As Online previously reported, on February 14, 2017, teen girls Libby German and Abby Williams were found deceased close to the Monon High Bridge in Delphi. The girls took a hiking trip at the abandoned bridge the previous day, and the outing was only meant to be for a few hours.

The girls took photos and hung out together while strolling across the bridge, but as time passed and their family didn’t hear from them, they became worried and called authorities for assistance.

Police found the girls’ lifeless bodies a short distance from the bridge.

Shortly after their deaths, the incident was nicknamed the “Snapchat Murders” after Abby took a photo of Libby at around 2:17 p.m. and put it on social media. Detectives said that after the photo was taken, a man approached the girls and apparently told them to “go down the hill.”

Abby, likely sensing danger, recorded the man’s voice on her cellphone. She also managed to take a photo and record a small clip of the suspect. Although his face isn’t clear in the picture, it was enough to give authorities a general description. Since then, they’ve been poring through thousands of tips.

It’s been three years since the incident, but Indiana State Police Superintendent Doug Carter told FOX55 that they’re still working the case with as much energy as always.
“We are still as energized now as we were the day after….It’s easy to throw out the cold case idea. Nah, we’re not even close to that.”

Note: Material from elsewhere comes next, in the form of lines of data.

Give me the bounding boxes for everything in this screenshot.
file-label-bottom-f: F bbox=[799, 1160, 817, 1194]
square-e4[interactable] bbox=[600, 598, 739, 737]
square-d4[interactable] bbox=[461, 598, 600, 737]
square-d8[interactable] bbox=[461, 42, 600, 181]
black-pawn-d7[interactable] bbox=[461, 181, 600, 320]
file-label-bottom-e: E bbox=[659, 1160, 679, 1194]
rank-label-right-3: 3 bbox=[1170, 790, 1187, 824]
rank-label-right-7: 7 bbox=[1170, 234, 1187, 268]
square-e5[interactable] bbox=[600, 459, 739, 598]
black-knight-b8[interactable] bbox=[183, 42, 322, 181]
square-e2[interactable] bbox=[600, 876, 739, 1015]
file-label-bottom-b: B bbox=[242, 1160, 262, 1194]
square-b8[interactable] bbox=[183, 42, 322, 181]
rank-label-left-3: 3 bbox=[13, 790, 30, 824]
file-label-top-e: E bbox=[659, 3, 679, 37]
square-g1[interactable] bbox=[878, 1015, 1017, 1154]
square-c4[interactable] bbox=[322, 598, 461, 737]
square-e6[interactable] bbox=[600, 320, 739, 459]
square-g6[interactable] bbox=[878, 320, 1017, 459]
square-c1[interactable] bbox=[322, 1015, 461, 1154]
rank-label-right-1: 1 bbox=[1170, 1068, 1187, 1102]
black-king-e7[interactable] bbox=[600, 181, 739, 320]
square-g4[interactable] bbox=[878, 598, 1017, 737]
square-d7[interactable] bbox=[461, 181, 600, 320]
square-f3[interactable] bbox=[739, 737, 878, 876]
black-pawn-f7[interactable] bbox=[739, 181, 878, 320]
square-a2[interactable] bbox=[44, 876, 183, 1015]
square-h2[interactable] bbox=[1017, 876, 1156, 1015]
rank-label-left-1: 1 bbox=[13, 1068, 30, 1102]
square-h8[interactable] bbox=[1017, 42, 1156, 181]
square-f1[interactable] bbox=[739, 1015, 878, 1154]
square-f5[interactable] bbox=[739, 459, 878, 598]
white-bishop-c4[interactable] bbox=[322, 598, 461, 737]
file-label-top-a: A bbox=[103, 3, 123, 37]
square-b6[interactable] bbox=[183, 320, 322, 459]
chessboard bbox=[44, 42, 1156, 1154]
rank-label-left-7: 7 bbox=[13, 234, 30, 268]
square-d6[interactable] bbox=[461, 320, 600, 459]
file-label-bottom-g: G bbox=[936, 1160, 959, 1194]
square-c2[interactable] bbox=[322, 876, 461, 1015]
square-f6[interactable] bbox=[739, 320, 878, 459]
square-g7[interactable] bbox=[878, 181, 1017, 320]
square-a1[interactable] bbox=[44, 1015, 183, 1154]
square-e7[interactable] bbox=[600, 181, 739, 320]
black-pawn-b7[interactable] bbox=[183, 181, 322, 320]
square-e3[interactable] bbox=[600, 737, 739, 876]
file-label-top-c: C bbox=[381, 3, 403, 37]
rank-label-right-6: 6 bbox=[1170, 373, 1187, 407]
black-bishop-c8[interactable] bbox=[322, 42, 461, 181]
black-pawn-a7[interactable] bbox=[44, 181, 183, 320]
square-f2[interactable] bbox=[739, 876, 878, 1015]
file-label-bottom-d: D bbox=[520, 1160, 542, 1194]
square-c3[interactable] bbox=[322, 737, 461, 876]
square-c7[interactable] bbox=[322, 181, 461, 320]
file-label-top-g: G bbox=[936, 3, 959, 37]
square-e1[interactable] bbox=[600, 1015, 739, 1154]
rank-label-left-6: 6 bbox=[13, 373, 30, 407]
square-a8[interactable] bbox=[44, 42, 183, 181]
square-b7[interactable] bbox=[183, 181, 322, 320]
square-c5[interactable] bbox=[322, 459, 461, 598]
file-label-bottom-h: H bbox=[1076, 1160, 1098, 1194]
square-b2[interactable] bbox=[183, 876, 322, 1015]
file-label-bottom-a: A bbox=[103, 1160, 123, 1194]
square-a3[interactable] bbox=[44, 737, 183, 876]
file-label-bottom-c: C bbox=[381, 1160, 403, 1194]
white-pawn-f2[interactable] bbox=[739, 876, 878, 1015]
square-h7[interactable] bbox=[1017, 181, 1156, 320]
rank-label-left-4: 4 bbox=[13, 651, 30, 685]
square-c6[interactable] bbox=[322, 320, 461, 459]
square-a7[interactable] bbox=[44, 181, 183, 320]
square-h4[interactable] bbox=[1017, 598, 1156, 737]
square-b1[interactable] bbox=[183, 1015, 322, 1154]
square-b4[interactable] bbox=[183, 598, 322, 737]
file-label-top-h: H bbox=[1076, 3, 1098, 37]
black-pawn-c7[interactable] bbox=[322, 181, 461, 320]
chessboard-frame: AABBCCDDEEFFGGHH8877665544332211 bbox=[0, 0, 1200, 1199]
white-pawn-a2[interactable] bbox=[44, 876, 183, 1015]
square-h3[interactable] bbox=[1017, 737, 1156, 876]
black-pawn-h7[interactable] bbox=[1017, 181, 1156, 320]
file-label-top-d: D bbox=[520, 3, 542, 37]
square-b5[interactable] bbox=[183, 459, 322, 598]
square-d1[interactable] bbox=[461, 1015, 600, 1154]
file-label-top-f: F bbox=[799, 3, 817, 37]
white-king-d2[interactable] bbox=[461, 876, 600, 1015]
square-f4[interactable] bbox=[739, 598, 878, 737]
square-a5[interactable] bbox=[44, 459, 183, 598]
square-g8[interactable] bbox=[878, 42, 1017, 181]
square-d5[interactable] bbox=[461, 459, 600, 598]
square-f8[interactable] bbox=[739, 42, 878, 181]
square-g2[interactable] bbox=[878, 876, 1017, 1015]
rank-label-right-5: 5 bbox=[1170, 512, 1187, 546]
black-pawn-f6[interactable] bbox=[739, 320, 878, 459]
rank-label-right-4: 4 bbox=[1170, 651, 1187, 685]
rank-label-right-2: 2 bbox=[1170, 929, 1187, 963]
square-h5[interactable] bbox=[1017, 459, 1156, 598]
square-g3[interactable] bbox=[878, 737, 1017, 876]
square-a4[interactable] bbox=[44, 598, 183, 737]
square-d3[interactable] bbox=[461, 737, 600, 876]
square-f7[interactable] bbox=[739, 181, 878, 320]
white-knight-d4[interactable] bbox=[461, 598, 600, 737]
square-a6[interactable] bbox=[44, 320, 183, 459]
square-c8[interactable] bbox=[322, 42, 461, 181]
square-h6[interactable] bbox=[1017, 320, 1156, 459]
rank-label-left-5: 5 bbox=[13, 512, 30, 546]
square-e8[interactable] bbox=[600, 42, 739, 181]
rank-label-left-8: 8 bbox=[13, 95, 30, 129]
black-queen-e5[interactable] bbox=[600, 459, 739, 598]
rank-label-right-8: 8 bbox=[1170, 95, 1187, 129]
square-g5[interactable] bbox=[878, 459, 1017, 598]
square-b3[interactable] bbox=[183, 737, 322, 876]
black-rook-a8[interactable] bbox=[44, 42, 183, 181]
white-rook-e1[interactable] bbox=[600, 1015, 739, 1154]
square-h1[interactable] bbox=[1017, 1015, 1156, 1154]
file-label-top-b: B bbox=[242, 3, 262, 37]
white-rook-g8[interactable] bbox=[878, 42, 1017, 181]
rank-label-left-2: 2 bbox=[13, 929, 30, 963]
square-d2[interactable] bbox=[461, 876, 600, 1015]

“One piece away, one piece away,” Carter continued. “Eventually, somebody will do the right thing. It might be the killer himself; might be a person who knows who he is.”

Carter said two investigators still work the case full-time, while an intelligence team and the Indiana State Police continue to comb through tips and leads. More than 55,000 tips have been submitted to date.

“We never throw anything out,” Carter explained. “When we are done with all we have, we start over. I think I got 18 tips yesterday. Just me at my desk.”

Carter added that the killer has no idea what authorities know, “but one day he will.”